Александр Архангельский: «Долби свое дерево». «Духовка» как важная обочина. Беседовала Вера Цветкова. — «Частный корреспондент», 2011, 18 октября <http://www.chaskor.ru>.

Среди прочего: «У меня к нему [Ивану Охлобыстину] нет претензий. Вот смотри: кто-то поставил на нем эксперимент — может ли быть в постмодернистскую эпоху постмодернистский священник? Выяснилось — не может».

Сергей Беляков. Роман Сенчин: неоконченный портрет в сумерках. — «Урал», Екатеринбург, 2011, № 10 <http://magazines.russ.ru/ural>.

«Я никогда не любил творчества Романа Сенчина. Трудолюбивый, но небрежный писатель, работающий как будто без черновиков и без корзины для мусора, мне не был интересен. Но события последних двух лет, „Лед под ногами” и „Елтышевы”, изменили расстановку литературных сил. „Елтышевых” называли лучшим романом 2009 года. Редкий обзор обходится без ссылки на Сенчина. Михаил Бойко и Лев Данилкин уже числят Романа Валерьевича в живых классиках. Сравнение с Чеховым из курьеза, из шалости литературного обозревателя превратилось едва ли не в трюизм. Пришлось перечитывать его старые, некогда пропущенные мною рассказы и повести. Что я могу сказать теперь? Признаю, пока другие „подавали надежды” и собирали литературные премии, Сенчин работал, потихоньку двигался „вперед и вверх”. Сенчина стали ругать те, кто его раньше не замечал. <...> Здесь впору вступиться за писателя».

Андрей Битов. Это историческое предназначение наше — быть огромными. — «Новая газета», 2011, № 116, 17 октября <http://www.novayagazeta.ru>.

«…Это время пахнет дурно? Да: как любое разлагающееся живое. Потому что имперское пространство было живым! Оно было живым, было спаянным. Ведь империя — не очень простой организм. Империя — это большой мир после большой войны».

В общении с гениями. Интервью с Людмилой Сараскиной. Беседовал Олег Фочкин. — «Читаем вместе. Навигатор в мире книг», 2011, № 11, октябрь <http://chitaem-vmeste.ru>.

Говорит Людмила Сараскина: «За Достоевского я взялась не после Солженицына, а до него. Свою кандидатскую диссертацию по творчеству Достоевского я защитила еще 35 лет назад, а докторскую — 18 лет назад. Достоевский — мой постоянный, пожизненный „предмет”. Именно он привел меня к Солженицыну. Это писатели единого русского поля. И то, что издательство „Молодая гвардия” захотело после моего „Солженицына” получить моего „Достоевского”, — для меня стало завершением некоего цикла моей жизни».

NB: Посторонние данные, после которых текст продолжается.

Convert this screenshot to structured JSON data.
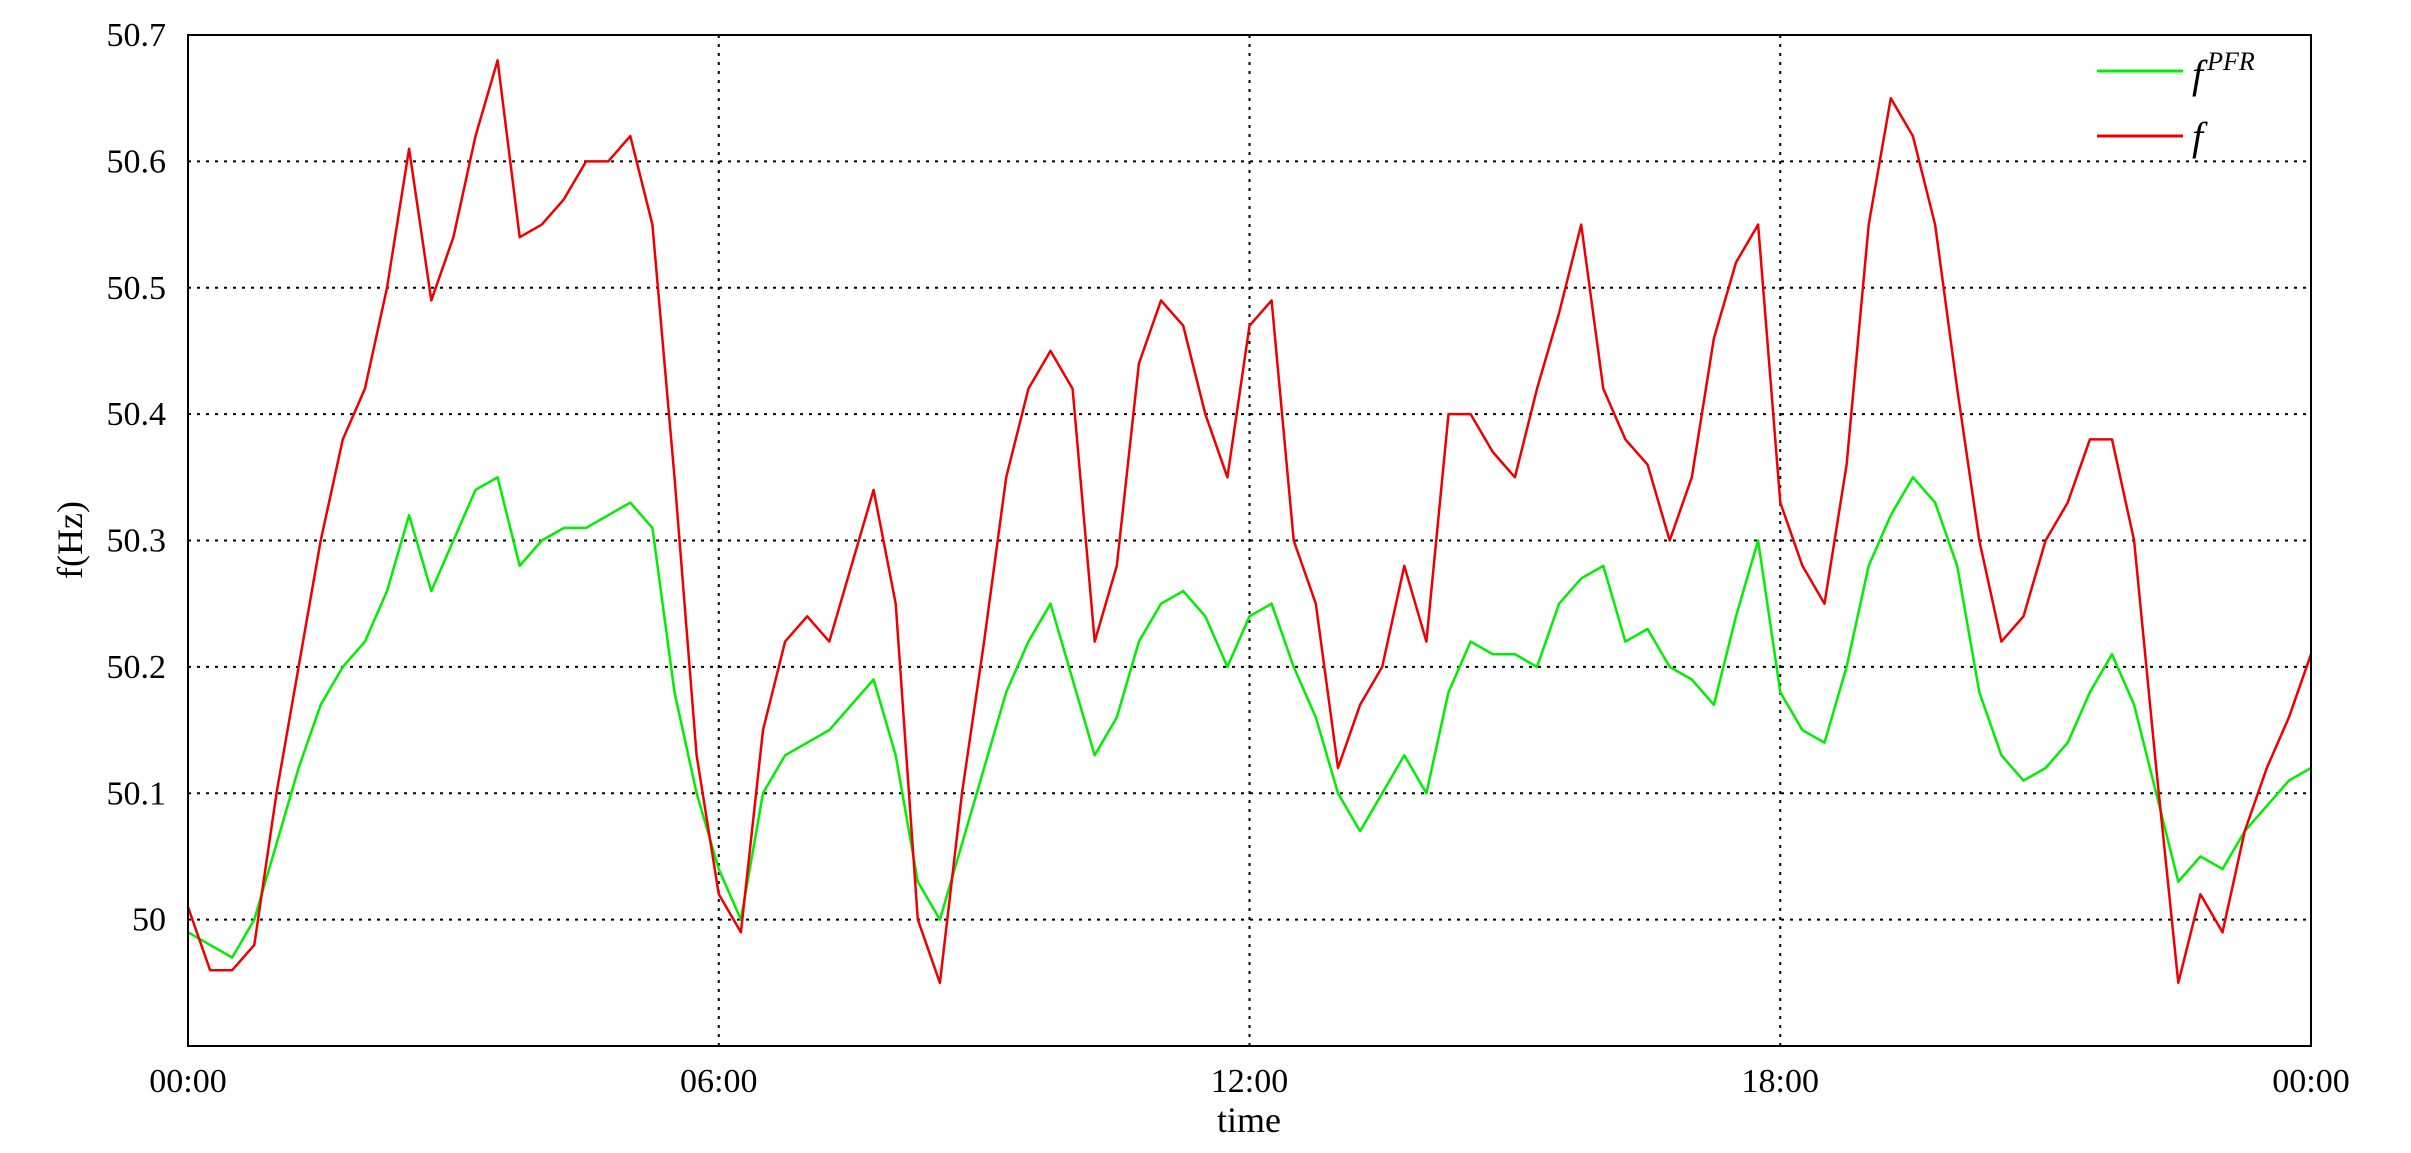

«Я много писала о сериале „Достоевский” В. Хотиненко в центральной печати, говорила о нем на радио и на телевидении. Считаю его неудачей, провалом, культурным фиаско. Достоевский в сериале В. Хотиненко кто угодно, только не писатель. А как человек он вобрал в себя все самые „черные” биографические версии, все скандальные гипотезы „черных копателей”. На Достоевского здесь воздвигнуты такие обвинения, за которые — будь живы его близкие потомки — авторам фильма пришлось бы отвечать в судебном порядке, как отвечают за клевету».

Вадим Месяц и Аркадий Штыпель в мягкой полемике. Беседует Леонид Костюков. — «ПОЛИТ.РУ», 2011, 27 октября <http://www.polit.ru>.

«У меня такое мнение, что ценность стихотворения не имеет никакого отношения к намерению стихотворения. Интересно, что скажут наши гости на эту тему?» — спрашивает Леонид Костюков.

Среди прочего: «Аркадий Штыпель: <...> По моему представлению, любой стихотворец, он, может быть, и не образованный, но все равно филолог. Он работает с материей языка, он работает со словами, он ищет наибольшей выразительности, он копается в корнях слов, ищет связи между ними, сопоставляет их. Опять же, не бывает поэта, который не знал бы, не читал бы современников и предшественников.

Леонид Костюков: Конечно.

Аркадий Штыпель: Поэтому в глубине мозгов все равно происходит какая-то филологическая работа.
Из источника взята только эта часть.